神々しい雰囲気を漂わせた二人にカケルが戸惑いながらも問いかける。二人が口を開いた瞬間、数m前方にいたユリウスが瞬時にカケルの背後に現れた。
「なっ...!」
転移...!!気付いたときにはすでに何をするにも手遅れだった。
降りおろされる右腕を避けることは叶わず、反射的にカケルが目をつぶる。
............ん?
頭をくしゃくしゃと撫でられる感覚にそっと片目を開ける。
「ごうかーーく!!!」
ニコッとカケルの頭に手を乗せていたユリウスが笑う。
「はい...?」
「合格だよカケルくん。君は確かに凄腕のよう」
「ギィ、ルゥ、ドォ、マスタァァア?」
ハッハッハと笑っていたユリウスが後ろから聞こえてきた呼び声をきいて「ひっ」と短く身を震わす。

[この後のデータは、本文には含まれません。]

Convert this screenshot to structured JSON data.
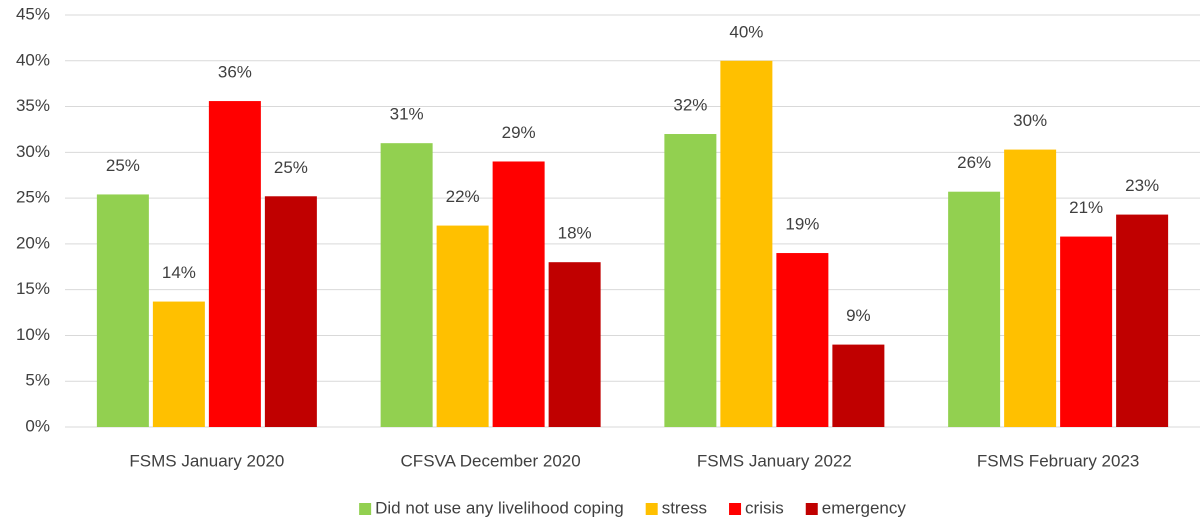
{
  "chart_data": {
    "type": "bar",
    "categories": [
      "FSMS January 2020",
      "CFSVA December 2020",
      "FSMS January 2022",
      "FSMS February 2023"
    ],
    "series": [
      {
        "name": "Did not use any livelihood coping",
        "color": "#92d050",
        "values": [
          25.4,
          31,
          32,
          25.7
        ],
        "value_labels": [
          "25%",
          "31%",
          "32%",
          "26%"
        ]
      },
      {
        "name": "stress",
        "color": "#ffc000",
        "values": [
          13.7,
          22,
          40,
          30.3
        ],
        "value_labels": [
          "14%",
          "22%",
          "40%",
          "30%"
        ]
      },
      {
        "name": "crisis",
        "color": "#ff0000",
        "values": [
          35.6,
          29,
          19,
          20.8
        ],
        "value_labels": [
          "36%",
          "29%",
          "19%",
          "21%"
        ]
      },
      {
        "name": "emergency",
        "color": "#c00000",
        "values": [
          25.2,
          18,
          9,
          23.2
        ],
        "value_labels": [
          "25%",
          "18%",
          "9%",
          "23%"
        ]
      }
    ],
    "ylim": [
      0,
      45
    ],
    "yticks": [
      {
        "value": 0,
        "label": "0%"
      },
      {
        "value": 5,
        "label": "5%"
      },
      {
        "value": 10,
        "label": "10%"
      },
      {
        "value": 15,
        "label": "15%"
      },
      {
        "value": 20,
        "label": "20%"
      },
      {
        "value": 25,
        "label": "25%"
      },
      {
        "value": 30,
        "label": "30%"
      },
      {
        "value": 35,
        "label": "35%"
      },
      {
        "value": 40,
        "label": "40%"
      },
      {
        "value": 45,
        "label": "45%"
      }
    ],
    "grid": true,
    "legend": "bottom"
  }
}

「書斎にいないと思ったら...仕事を放り投げてこーんなところでなにしてるんですか?」
深蒼の長髪を腰まで伸ばした女性が細長い太刀を片手にユラユラと近づいてきていた。
「カ、カケルくん、紹介しよう。彼女はこのギルドのサブマスターで名前はシノンだ。ほら挨拶をしないとダ」
「ダメダメなのは貴方でしょうがー!」
そのままシノンと紹介された女性がユリウスの右顎にストレートを叩き込んだ。
「あっ、刀は使わないんだ」と思いながら宙を舞うユリウスをスローモーションで見送った。
そうこうして、爆発音をききつけたリーシャやギルドの団員達によって演習場は少しばかりの騒ぎになったのだった。